Second, it is about faith. Peter commits an act that is contrary to natural law. Before he puts his foot out of the boat he asks for Jesus’s help – “Lord, bid me come unto thee on the water”; Jesus says, “Come,” and Peter begins stepping across the water. But the wind comes up and Peter becomes frightened, his faith fails, and he starts to sink, a familiar situation to most Christians. Why did Peter’s faith fail? Because he took his eyes off Christ and looked at the storm instead. Faith requires complete belief. Jesus said to Peter, “O man of little faith, why did you doubt?” but He will help even doubters.

Third, it is about divinity. Divinity is in a different realm from the laws of physics. The Lord rolled the Red Sea back so that the Moses could lead the Hebrews fleeing Egypt through it, and he did the same thing to the Jordan River when they reached its banks. Many Biblical scholars think that this passage was included in the Gospel of Matthew to show the divinity of Jesus. Walking on water was an attribute of divinity in the ancient world. The Greek god Poseidon had that ability, and it was even attributed to powerful human monarchs such as Xerxes and Alexander the Great.

Some Biblical scholars have tried to explain this incident in non-miraculous terms. Albert Schweitzer argued that Jesus was actually walking on the shore and the disciples were confused by the wind and the waves; others have proposed that he was walking in the surf or on a sand bar. Doron Nof, a professor of oceanography at Florida State University, has suggested in a scholarly article that Jesus was standing on a floating sheet of ice created by a peculiar combination of atmospheric conditions that Nof calculated could occur only once every thousand years over the past twelve millennia. That occurrence would be a miracle in itself.
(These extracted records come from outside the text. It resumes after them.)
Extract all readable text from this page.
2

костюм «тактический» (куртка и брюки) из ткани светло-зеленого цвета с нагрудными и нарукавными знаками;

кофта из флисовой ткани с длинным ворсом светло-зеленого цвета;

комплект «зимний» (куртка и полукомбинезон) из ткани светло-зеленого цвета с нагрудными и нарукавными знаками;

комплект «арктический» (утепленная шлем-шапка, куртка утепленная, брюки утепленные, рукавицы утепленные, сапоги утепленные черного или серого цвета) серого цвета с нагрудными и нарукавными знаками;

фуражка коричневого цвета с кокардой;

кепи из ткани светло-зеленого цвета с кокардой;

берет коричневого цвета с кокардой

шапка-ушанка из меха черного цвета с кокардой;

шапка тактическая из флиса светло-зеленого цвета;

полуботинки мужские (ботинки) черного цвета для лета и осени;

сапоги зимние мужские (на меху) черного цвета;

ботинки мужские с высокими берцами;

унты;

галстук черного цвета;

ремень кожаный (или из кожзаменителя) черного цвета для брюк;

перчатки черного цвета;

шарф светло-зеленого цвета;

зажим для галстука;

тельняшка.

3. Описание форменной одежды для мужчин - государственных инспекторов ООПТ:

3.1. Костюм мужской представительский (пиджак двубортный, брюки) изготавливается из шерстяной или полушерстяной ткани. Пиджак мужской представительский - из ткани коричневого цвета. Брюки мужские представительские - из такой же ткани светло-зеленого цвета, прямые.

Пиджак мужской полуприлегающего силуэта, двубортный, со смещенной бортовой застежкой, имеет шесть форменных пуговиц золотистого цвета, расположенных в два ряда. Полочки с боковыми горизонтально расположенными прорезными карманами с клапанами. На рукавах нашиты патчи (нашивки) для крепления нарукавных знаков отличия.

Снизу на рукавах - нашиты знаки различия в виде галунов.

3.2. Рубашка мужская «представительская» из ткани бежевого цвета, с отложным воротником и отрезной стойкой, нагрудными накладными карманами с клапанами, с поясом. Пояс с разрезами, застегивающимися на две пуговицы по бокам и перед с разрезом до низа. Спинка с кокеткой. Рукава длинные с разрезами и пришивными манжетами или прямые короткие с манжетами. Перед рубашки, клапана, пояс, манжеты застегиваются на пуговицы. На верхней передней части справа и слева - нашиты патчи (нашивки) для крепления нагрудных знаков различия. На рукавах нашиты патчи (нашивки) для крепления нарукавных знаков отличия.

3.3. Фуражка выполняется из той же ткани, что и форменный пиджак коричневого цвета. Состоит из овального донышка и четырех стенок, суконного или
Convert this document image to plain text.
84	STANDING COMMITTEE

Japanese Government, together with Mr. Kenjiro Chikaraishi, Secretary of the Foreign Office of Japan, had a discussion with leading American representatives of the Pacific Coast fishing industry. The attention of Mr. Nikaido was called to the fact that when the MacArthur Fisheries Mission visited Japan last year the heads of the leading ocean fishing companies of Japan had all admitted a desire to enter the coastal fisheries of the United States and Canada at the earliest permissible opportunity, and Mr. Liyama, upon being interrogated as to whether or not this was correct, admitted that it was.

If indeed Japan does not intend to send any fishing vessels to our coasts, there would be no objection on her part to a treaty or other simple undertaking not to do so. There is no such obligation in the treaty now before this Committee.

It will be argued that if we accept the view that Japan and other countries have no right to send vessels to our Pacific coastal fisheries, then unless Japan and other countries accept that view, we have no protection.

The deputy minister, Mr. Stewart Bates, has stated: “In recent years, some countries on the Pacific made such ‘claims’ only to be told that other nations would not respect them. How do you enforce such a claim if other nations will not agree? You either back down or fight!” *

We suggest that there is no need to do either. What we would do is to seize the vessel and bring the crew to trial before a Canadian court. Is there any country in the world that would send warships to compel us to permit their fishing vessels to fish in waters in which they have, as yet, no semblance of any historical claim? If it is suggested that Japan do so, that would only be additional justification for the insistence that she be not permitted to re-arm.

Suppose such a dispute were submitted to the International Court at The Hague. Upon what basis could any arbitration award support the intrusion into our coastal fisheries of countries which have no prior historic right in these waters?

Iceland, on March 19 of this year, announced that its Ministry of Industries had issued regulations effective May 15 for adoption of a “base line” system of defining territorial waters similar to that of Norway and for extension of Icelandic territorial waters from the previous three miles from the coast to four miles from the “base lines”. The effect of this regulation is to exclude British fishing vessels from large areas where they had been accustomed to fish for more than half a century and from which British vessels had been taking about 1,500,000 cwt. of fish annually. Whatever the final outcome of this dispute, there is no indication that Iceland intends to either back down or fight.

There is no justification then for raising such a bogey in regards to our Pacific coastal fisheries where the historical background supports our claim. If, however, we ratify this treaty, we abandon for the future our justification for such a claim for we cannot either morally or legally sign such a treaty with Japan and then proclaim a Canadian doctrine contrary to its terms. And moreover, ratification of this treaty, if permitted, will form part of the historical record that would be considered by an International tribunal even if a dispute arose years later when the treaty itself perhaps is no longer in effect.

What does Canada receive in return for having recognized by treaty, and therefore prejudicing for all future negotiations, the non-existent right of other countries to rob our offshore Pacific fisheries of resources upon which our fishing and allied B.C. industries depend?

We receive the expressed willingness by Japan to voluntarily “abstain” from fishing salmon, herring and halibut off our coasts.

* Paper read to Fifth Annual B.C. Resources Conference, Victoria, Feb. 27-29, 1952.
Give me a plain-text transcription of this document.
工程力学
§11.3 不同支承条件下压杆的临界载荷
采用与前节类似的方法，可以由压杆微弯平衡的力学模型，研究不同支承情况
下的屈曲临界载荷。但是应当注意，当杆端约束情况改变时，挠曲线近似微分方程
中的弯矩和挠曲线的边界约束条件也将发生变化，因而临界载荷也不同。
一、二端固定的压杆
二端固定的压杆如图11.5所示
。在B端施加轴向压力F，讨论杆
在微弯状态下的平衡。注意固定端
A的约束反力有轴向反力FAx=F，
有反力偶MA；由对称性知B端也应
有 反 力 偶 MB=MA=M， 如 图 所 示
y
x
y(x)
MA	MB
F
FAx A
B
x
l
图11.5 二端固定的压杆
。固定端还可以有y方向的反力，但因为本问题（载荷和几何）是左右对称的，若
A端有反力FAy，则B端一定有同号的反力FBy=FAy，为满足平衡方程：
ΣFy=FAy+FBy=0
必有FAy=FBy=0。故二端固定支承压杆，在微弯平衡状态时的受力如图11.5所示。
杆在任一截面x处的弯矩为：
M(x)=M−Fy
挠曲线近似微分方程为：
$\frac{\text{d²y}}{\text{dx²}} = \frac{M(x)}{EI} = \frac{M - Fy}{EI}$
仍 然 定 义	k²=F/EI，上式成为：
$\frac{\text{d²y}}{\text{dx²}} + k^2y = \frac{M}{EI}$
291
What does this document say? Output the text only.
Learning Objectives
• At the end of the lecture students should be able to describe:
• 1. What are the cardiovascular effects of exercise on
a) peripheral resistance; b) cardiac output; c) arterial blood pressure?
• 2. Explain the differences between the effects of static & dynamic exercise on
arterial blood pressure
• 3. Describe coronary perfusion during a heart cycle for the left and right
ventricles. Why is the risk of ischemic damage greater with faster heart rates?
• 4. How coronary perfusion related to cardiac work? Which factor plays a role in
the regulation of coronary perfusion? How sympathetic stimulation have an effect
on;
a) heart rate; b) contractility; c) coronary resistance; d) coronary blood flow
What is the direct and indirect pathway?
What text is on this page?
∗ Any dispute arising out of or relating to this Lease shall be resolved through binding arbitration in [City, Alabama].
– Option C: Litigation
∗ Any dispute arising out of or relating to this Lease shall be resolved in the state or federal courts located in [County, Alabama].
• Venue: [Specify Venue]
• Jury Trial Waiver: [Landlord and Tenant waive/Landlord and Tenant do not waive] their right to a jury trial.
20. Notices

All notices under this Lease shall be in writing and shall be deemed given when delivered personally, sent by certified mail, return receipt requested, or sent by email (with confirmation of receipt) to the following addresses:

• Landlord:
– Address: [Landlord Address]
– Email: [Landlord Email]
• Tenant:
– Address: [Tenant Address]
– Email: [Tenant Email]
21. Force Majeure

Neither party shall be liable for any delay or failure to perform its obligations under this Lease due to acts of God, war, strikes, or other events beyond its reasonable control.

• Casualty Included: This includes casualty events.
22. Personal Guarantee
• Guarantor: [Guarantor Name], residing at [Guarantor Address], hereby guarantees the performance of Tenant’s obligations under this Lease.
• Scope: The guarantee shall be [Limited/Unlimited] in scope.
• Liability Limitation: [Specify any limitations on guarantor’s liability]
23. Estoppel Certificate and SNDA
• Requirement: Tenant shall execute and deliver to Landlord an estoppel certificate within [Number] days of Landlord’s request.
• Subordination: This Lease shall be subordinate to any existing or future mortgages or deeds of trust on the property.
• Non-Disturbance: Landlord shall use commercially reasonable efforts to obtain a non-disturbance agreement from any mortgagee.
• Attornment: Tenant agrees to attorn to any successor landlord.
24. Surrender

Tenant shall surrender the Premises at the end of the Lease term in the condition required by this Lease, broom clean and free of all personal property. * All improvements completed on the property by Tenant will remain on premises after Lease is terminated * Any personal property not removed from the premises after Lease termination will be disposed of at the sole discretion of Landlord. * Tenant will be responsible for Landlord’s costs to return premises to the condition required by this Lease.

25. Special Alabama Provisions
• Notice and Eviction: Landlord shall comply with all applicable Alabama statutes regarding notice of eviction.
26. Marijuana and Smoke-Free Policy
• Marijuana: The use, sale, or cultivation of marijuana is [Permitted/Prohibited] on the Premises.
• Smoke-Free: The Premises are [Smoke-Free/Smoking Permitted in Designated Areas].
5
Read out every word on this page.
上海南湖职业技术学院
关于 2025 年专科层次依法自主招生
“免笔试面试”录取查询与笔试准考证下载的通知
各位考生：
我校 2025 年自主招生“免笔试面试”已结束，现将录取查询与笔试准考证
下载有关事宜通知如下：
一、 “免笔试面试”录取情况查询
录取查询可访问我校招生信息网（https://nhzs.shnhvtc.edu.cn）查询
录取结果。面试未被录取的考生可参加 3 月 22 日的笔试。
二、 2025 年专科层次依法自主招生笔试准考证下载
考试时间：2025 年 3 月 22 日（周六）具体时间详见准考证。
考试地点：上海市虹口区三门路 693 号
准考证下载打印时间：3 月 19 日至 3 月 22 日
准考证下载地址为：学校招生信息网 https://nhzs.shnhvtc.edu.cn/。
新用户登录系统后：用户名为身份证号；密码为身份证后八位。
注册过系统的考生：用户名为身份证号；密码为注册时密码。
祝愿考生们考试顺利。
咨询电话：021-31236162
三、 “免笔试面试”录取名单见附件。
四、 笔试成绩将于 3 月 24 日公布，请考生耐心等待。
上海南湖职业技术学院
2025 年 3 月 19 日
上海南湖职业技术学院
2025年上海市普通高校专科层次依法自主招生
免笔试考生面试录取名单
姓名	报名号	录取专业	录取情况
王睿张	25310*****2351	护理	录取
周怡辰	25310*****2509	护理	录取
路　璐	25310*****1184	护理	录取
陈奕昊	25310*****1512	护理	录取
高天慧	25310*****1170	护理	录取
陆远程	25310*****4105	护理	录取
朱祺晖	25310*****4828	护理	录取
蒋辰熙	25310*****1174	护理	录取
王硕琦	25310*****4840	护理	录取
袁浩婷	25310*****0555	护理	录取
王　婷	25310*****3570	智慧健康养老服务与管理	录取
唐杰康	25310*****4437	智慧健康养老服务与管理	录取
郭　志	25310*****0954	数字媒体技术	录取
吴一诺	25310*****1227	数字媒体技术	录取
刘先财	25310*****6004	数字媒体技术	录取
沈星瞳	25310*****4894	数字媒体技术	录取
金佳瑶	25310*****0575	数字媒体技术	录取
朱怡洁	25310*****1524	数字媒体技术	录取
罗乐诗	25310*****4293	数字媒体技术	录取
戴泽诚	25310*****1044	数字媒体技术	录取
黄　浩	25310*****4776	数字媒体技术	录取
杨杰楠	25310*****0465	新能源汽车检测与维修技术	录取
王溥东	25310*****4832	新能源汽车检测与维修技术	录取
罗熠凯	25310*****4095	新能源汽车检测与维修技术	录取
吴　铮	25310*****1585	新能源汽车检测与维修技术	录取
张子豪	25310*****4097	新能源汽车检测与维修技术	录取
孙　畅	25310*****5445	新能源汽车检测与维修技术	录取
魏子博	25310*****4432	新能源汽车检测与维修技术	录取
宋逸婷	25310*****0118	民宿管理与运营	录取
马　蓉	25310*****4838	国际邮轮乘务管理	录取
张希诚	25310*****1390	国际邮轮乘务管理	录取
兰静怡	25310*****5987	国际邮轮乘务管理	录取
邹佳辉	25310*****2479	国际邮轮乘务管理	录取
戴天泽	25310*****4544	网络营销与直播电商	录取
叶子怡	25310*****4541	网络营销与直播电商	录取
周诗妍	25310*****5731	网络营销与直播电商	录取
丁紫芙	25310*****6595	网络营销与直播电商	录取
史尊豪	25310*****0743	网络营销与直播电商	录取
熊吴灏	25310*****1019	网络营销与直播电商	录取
Where does this leave us? Aside from being a demonstration of how much can be teased out of a Biblical passage, what does Jesus walking on water in Galilee two thousand years ago mean for us today? For me, this passage is not so much about Jesus as it is about Peter and his failure to keep his eyes on Jesus. I frequently feel that, like Peter, I am surrounded by a storm and sinking. When I read that the deputy speaker of the Israeli parliament says that people in Gaza should be placed in concentration camps, I feel that I am sinking. When I read that Ukrainian separatists want to register Jews so that their property can be confiscated, I feel that I am sinking. When I read about American mothers greeting busloads of little children with signs saying “Go Home, We Don’t Want You” I feel like I am sinking. The other day I read some words that that lifted me. They were in an article in Time about the Catholic Charities Center in McAllen, Texas that has been providing assistance to immigrant families. The article quoted one of the nuns there as saying, “Jesus did not say ‘I was hungry and you asked for my papers.’” If we don’t look at the storm, as Peter did, but look at Jesus, and do what he told us to do, love our neighbor, we will stop sinking. As the old hymn says

When through the deep waters I call thee to go
The rivers of woe shall not thee overflow;
For I will be with thee, thy troubles to bless,
And sanctify to thee thy deepest distress.